An order under section 144, which is indefinite as to time is to that extent one made without jurisdiction.9Cherappai v. Mathoo, ILR 1961 (1) Cr LJ 659. The deciding authority for lockdown as above mentioned is the NDMA headed by the Prime Minister. He decides the extent of the lockdown. Whereas, when it comes to a curfew under section 144 A District Magistrate is the final authority in the District. He/she determines whether there should be any interference with the liberty of the subject, and, if so, to what extent; for the purpose of maintaining public tranquillity or preventing breaches of the peace and has the power to interfere with what he considers a needless exercise by a Subordinate Magistrate of the special powers given by subsection (1).10Ponnambala v. Dorai, AIR 1937 Mad 167
Section 144 is an absolute authority to shut down whatever is so ordered by the district magistrate. It also includes blocking of internet and mobile services. The order under section 144 cannot remain in force for more than two months; with the exception that the state government has the power to extend it by two months to maximum of six months. Furthermore, the order can also be withdrawn as per the satisfaction of the magistrate.
Effect of violation
For any individual to be charged for violation of section 144, the requirement is of a complaint which needs to be made under section 188, IPC, this can be made only after a valid order under section 144 has been promulgated.11Sri Ram Das Gaur vs. The City Magistrate, Varanasi, AIR 1960 All 397 The Magistrate making an order under section 144 has to bring a complaint about an offence under section 188, IPC, before a competent Magistrate under section 195, CrPC.12Sri Raj Narain Singh and Ors. vs. District Magistrate, Gorakhpur and Anr. AIR 1956 All 481
It has also got to be proved that the act of disobedience was such as caused or involved the risk of a breach of the peace or other danger or trouble. 13Dabiruddin Mohammad and Ors. vs. Emperor, AIR 1930 Cal 131 Unless the disobedience of the order, viz., not to cultivate lands in the bed of a tank, causes or tends to cause obstruction, annoyance or injury, etc., to any person lawfully employed; or causes or tends to cause danger to human life, health or safety, or causes or tends to cause a riot or affray, a person cannot be convicted under section 188, IPC14 Supra note 12
Additionally, under section 188 the punishment the violators will be granted is imprisonment of either description for a term which may extend to six months, or with fine which may extend to one thousand rupees, or with both.

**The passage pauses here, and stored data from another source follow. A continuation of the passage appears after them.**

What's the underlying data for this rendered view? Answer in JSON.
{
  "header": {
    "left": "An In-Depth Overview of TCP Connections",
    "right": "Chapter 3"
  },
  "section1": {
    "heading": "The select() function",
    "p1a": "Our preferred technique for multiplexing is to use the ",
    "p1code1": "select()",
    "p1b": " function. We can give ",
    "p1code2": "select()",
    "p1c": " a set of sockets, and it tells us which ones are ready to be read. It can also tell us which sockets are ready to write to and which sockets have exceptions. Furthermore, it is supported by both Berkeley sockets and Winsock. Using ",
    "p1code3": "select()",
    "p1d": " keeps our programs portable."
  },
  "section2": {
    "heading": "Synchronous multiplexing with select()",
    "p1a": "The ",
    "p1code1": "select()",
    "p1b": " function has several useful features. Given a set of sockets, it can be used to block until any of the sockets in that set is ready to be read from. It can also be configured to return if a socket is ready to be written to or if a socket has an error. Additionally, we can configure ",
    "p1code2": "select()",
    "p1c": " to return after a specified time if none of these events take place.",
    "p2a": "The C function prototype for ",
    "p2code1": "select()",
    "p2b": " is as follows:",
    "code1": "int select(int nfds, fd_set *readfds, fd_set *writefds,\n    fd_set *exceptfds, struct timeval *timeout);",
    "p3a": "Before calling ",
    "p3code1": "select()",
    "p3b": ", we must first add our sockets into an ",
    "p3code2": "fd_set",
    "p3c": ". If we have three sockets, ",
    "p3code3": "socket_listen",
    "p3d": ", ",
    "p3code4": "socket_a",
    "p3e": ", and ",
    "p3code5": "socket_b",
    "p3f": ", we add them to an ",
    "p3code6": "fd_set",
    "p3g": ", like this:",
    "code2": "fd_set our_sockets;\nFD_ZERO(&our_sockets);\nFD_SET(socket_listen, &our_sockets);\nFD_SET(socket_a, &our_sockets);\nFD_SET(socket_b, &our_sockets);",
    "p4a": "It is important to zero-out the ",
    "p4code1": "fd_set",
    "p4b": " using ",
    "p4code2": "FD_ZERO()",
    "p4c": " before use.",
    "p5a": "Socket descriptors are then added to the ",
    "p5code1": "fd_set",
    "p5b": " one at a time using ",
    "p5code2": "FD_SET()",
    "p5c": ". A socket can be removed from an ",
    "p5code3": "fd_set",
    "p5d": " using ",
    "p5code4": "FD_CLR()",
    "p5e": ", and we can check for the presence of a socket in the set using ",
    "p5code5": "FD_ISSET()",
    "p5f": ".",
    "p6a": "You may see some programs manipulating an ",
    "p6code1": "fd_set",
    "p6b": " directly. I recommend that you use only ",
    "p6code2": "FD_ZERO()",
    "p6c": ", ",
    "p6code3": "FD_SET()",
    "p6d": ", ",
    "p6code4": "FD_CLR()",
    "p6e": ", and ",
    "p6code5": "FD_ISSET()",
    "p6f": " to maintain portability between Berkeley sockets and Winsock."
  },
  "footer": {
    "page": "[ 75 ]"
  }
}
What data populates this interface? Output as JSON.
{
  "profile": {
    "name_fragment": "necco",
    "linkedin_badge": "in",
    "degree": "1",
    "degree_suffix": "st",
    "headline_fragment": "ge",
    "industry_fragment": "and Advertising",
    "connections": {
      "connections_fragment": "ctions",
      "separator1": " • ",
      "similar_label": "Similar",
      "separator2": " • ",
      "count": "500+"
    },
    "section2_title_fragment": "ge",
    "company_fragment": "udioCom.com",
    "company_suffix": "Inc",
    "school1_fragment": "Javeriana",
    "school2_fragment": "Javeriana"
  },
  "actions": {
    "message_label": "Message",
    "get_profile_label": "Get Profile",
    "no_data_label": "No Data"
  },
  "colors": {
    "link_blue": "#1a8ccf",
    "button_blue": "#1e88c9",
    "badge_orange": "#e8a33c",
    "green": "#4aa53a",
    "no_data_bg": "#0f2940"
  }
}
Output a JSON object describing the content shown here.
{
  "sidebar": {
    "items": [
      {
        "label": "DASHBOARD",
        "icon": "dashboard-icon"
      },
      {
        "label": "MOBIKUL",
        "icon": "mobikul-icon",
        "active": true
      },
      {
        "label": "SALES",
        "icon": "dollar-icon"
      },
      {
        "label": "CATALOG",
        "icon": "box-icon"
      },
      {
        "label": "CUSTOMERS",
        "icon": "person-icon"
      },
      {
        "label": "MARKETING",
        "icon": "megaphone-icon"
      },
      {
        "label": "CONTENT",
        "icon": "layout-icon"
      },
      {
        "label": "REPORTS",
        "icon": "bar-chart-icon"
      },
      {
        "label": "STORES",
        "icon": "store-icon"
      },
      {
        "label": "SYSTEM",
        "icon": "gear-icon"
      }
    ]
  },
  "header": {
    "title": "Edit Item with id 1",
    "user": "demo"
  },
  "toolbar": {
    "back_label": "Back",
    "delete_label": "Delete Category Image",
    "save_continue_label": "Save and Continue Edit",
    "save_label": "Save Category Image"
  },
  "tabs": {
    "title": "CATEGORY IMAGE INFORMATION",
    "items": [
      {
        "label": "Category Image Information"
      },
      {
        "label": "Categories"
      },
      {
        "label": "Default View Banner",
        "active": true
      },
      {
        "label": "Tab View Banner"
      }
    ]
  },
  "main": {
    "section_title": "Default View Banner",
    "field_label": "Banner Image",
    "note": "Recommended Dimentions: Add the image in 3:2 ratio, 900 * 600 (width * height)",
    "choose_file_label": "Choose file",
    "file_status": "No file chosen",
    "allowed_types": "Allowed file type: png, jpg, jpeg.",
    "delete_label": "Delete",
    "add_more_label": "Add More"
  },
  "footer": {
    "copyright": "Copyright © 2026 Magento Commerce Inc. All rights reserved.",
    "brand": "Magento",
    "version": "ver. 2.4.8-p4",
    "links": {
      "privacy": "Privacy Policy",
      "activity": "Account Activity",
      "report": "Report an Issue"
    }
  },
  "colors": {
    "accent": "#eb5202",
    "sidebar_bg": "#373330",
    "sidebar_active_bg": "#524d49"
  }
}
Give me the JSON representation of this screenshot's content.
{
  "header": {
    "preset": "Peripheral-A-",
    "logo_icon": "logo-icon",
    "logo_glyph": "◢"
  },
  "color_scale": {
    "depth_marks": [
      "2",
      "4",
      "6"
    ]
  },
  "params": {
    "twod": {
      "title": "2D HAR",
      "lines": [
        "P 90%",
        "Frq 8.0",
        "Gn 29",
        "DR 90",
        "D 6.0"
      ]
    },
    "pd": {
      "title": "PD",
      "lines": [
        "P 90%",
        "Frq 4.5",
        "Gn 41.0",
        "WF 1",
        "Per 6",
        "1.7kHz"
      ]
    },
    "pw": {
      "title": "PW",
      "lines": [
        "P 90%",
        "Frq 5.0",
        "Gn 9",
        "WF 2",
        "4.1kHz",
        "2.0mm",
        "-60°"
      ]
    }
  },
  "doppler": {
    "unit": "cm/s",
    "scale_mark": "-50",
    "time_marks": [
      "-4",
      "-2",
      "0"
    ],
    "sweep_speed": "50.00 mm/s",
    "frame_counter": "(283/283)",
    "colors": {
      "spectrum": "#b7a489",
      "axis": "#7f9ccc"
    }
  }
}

To sum up, although there are similarities between lockdown and curfew, they are different and the manner of invoking them is also different. Lockdown is invoked by the central government, whereas curfew is invoking by a district magistrate. During COVID-19, lockdown is for the entire nation, but the curfew was implemented in a few select states.
Ultimately, we need to be careful and avoid going out and crowding. The purpose of both of these is to keep us safe. It is recommended whatever is invoked by it lockdown or curfew we follow it strictly.